Pune’s War Against Covid-19: Civil Society Perspectives

The month of October kicked off with a webinar on “Pune’s War against Covid-19: Civil Society Perspectives”. This webinar saw the participation of eminent panellists and civil society members, namely, Mr. Sudhir Mehta (Coordinator, Pune Platform for Covid-19 Response) and the newly-elected president of Mahratta Chamber of Commerce, Industry and Agriculture (MCCIA); Mr. Mahesh Zagade (former Principal Secretary, Government of Maharashtra), Ms. Anuradha Mascarenhas (Senior Editor, Indian Express), and Air Marshal Bhushan Gokhale (Retd), Trustee, Pune International Centre.

The speakers came together to discuss the initiatives and measures undertaken to tackle the situation with regard to Covid-19 in Pune. The webinar was chaired by Mr. Prabhakar Karandikar (former Divisional Commissioner of Pune, and Trustee, Pune International Centre).
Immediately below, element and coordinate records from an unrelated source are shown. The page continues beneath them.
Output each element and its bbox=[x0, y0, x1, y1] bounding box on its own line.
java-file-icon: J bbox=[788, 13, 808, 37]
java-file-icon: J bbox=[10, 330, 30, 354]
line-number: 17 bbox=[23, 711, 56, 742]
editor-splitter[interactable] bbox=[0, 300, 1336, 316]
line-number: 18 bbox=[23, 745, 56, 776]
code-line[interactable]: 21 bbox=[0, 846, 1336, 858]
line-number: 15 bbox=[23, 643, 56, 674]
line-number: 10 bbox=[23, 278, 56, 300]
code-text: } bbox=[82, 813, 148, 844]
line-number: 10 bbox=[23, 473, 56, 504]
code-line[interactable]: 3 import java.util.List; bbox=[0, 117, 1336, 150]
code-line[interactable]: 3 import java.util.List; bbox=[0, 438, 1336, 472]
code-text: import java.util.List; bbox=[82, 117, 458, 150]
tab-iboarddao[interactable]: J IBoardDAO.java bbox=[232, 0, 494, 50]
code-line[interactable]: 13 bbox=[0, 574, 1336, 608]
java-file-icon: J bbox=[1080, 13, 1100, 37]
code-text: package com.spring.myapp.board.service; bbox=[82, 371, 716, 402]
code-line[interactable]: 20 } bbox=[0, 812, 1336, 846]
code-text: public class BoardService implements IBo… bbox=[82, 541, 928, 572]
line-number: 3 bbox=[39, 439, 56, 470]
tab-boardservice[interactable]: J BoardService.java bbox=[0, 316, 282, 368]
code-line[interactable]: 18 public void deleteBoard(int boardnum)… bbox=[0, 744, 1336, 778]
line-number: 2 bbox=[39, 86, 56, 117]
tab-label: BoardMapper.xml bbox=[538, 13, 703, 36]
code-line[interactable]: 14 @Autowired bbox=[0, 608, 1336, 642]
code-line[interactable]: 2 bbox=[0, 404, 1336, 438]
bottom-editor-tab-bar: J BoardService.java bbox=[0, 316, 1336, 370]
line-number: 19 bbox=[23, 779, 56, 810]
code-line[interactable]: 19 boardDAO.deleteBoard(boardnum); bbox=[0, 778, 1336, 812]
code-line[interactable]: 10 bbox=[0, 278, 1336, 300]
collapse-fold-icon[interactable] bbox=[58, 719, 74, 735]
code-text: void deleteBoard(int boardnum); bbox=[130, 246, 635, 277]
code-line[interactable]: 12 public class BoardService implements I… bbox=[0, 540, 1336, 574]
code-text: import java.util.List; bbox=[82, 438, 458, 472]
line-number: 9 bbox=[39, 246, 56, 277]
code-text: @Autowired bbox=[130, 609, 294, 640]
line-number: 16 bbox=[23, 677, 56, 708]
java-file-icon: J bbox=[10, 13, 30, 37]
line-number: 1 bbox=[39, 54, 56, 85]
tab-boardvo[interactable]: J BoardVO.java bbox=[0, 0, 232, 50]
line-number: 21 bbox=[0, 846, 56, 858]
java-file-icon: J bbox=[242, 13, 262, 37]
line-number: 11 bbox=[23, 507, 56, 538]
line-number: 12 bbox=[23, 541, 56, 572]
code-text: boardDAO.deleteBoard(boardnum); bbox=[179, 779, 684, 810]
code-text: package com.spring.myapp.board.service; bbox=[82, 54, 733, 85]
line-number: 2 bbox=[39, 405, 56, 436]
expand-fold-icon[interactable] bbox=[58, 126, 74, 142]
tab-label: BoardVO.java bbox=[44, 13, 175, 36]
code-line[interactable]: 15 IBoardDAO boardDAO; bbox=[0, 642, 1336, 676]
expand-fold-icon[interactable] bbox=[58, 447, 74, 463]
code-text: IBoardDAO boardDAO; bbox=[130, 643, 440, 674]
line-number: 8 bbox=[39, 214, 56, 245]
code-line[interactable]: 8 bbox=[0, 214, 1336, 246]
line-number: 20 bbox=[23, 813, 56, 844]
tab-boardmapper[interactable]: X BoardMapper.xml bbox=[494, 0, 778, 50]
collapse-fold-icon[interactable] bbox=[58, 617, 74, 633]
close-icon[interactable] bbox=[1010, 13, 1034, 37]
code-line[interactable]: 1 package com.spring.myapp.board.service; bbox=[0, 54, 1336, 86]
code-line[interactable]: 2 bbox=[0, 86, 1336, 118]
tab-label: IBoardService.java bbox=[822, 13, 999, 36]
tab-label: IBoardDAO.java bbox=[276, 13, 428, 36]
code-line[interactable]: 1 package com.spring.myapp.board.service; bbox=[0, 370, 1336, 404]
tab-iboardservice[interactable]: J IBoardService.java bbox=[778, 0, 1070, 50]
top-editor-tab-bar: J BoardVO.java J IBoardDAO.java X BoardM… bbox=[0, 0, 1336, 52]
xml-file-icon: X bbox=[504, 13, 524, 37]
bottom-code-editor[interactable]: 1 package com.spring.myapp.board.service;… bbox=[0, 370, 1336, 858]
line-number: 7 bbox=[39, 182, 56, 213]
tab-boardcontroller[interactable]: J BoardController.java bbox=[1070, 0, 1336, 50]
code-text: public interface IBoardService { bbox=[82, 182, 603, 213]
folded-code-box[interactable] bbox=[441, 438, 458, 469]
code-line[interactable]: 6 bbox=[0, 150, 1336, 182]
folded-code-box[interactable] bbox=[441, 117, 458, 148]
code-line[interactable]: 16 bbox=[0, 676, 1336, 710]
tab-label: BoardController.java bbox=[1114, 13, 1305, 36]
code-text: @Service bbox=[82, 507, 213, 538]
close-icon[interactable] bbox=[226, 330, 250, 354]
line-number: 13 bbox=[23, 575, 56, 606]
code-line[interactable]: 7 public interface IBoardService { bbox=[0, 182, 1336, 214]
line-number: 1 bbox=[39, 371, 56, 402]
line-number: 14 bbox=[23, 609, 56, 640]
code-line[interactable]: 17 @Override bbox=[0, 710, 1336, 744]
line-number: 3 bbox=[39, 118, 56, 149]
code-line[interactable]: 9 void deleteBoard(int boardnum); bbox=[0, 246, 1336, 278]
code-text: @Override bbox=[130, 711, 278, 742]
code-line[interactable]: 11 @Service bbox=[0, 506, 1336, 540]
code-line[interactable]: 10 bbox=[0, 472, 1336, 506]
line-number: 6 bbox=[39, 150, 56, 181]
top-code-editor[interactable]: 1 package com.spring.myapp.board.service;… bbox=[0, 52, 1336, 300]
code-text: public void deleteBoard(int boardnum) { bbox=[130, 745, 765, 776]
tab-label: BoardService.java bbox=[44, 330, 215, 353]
Among the panellists, Mr. Sudhir Mehta provided an overview of the ongoing situation in terms of case load, recovery, and fatality rates with regard to Covid-19 in Pune. While he was optimistic on the count of all figures steadily declining over time since the onset of the pandemic, he did emphasise that a lot more work was required, especially on the part of civil society – with the need for all citizens showing responsibility and following guidelines.

Air Marshal Gokhale spoke of the many technological innovations that have been spurred by the pandemic, which need to be more widely adapted as we go ahead while dealing with Covid-19. He highlighted that there have also been initiatives of various civil society organisations to contribute to other aspects of life impacted by the pandemic, especially education – where certain organisations are reaching out to provide underprivileged children in schools with laptops or devices, to be able to access online education.

Mr. Zagade lauded the civil society initiatives that Mr. Mehta and Air Marshal Gokhale highlighted, and said that it was initially expected that Pune would be able to better handle Covid-19 given its experience with dealing with Swine Flu hardly 9 years ago. He mentioned that preparation and social engagement between administration and civil society was almost nil. As a result, there was a significant communication disconnect between governing authorities and citizens, and this was a potential missing element that led to the ballooning of cases – leading to Covid-19 becoming an example of a disaster in management and prevention.

Ms. Mascarenhas noted that it was private hospitals more than government establishments that truly contributed to the war effort on Covid-19, which was corroborated from their on-ground reporting. She highlighted how her reporting as a journalist had to focus on the gender perspective and economic inequalities, to show how disproportionately the pandemic had impacted various sections of society.

While the panellists agreed that there was much to be done in the continuing fight against Covid-19, they expressed optimism on the willingness of the citizenry to tackle the pandemic head-on. Issues such as data collection and reporting, including reliability and credibility of data were highlighted as issues that needed to be addressed immediately, especially given the increased movement of people post the ‘unlock’ phases.

The panellists addressed other questions from the audience, and the event concluded on the positive note that although much remained to be done there were certainly signs of the situation gradually improving.